The Brain Decides to Socialize Seconds Before We Act, Study Finds

2026-06-03 |

The brain appears to commit to social interactions several seconds before the body moves, according to new research from the Hebrew University of Jerusalem. Scientists found a distinct brain-wide activity pattern that reliably emerges just before an animal chooses to approach another.

The study, led by Dr. Lilah Avitan and conducted by PhD student Imri Lifshitz and colleagues at the Edmond and Lily Safra Center for Brain Sciences, used zebrafish as a model. These small, transparent fish allowed the team to track activity across the whole brain at single-cell resolution in real time.

How the Experiment Was Designed

Researchers created an experimental setup in which one zebrafish observed another swimming nearby and could freely decide whether to approach it. While the observer fish watched and responded, the team recorded neural activity throughout its brain, capturing each cell’s response moment by moment.

This approach enabled the scientists to follow the sequence of brain events that precede a social decision. By aligning neural activity with the exact moment a fish began to swim toward its partner, they could determine how early the brain signaled the upcoming social move.

The ability to monitor activity across the entire brain at single-cell resolution gave researchers an unusually detailed view of the neural processes underlying social behavior.
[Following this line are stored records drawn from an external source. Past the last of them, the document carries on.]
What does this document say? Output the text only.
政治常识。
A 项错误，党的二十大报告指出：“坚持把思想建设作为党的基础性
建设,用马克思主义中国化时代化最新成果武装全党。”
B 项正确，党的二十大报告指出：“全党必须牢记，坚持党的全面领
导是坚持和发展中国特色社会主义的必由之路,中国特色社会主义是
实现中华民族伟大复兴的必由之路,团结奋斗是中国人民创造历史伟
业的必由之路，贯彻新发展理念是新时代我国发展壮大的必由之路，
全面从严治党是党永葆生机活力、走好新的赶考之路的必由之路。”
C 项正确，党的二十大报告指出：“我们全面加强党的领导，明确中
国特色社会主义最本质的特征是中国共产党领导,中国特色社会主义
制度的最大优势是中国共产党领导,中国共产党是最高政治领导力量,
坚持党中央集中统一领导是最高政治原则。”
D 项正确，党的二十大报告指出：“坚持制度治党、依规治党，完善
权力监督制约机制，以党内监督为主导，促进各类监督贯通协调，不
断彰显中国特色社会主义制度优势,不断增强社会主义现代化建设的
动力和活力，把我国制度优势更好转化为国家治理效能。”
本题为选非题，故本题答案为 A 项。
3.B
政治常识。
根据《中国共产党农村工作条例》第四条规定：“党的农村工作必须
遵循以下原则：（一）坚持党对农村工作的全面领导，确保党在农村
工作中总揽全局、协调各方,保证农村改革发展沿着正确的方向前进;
Such whole-brain recordings are difficult to achieve in larger animals, making zebrafish a valuable model for studying complex decision-making.

A Brain-Wide Pre-Decision State

The team found that several seconds before a fish swam toward another, a coordinated pattern of activity spread across multiple brain regions. Activity rose in the pallium, a higher brain area linked with complex decision-making, while decreasing in other regions associated with alternative behaviors.

Together, these shifts formed what the researchers describe as a pre-decision state. This brain-wide signal reliably preceded social approach and allowed the scientists to predict, from neural data alone, that a social action was about to occur before any movement started.

The findings suggest that the brain does not simply react to social opportunities as they arise. Instead, it appears to enter a dedicated state that prepares the animal for a forthcoming social interaction.

Neural Signal Tied to Social Drive

The strength of this pre-decision pattern differed between individuals. Fish with a more robust brain-wide signal tended to approach other fish more frequently, suggesting that the neural signature reflected an underlying social drive rather than just a single action.

The findings underscore the importance of the pallium in shaping social motivation. The results indicate that this higher brain region helps generate the internal push to seek out others and engage, integrating visual cues and internal states into a unified social decision.

According to the researchers, this suggests that social behavior is influenced not only by external stimuli but also by an internal motivational state that can vary from one individual to another.

Implications for Understanding Humans

Although the work was done in zebrafish, many core brain circuits for social behavior are conserved across vertebrates. The authors suggest that similar pre-decision states may exist in mammals, including humans, influencing how and when we choose to interact socially.

By clarifying how distributed brain networks prepare and commit to social actions, the study may eventually aid research into conditions where social behavior is altered, such as autism spectrum disorders or social anxiety. Future work will test whether disrupting this neural signature changes social motivation and choice.

As Dr. Avitan noted, the discovery shows that the brain not only reacts to social situations but proactively sets up a dedicated state for approaching others. This anticipatory activity may be a fundamental feature of how social decisions are formed across species.

The researchers believe their findings provide an important step toward understanding how social behavior emerges from coordinated activity across the brain. Future studies will investigate whether similar neural signatures underlie other forms of decision-making and how these networks interact with emotion, motivation and learning.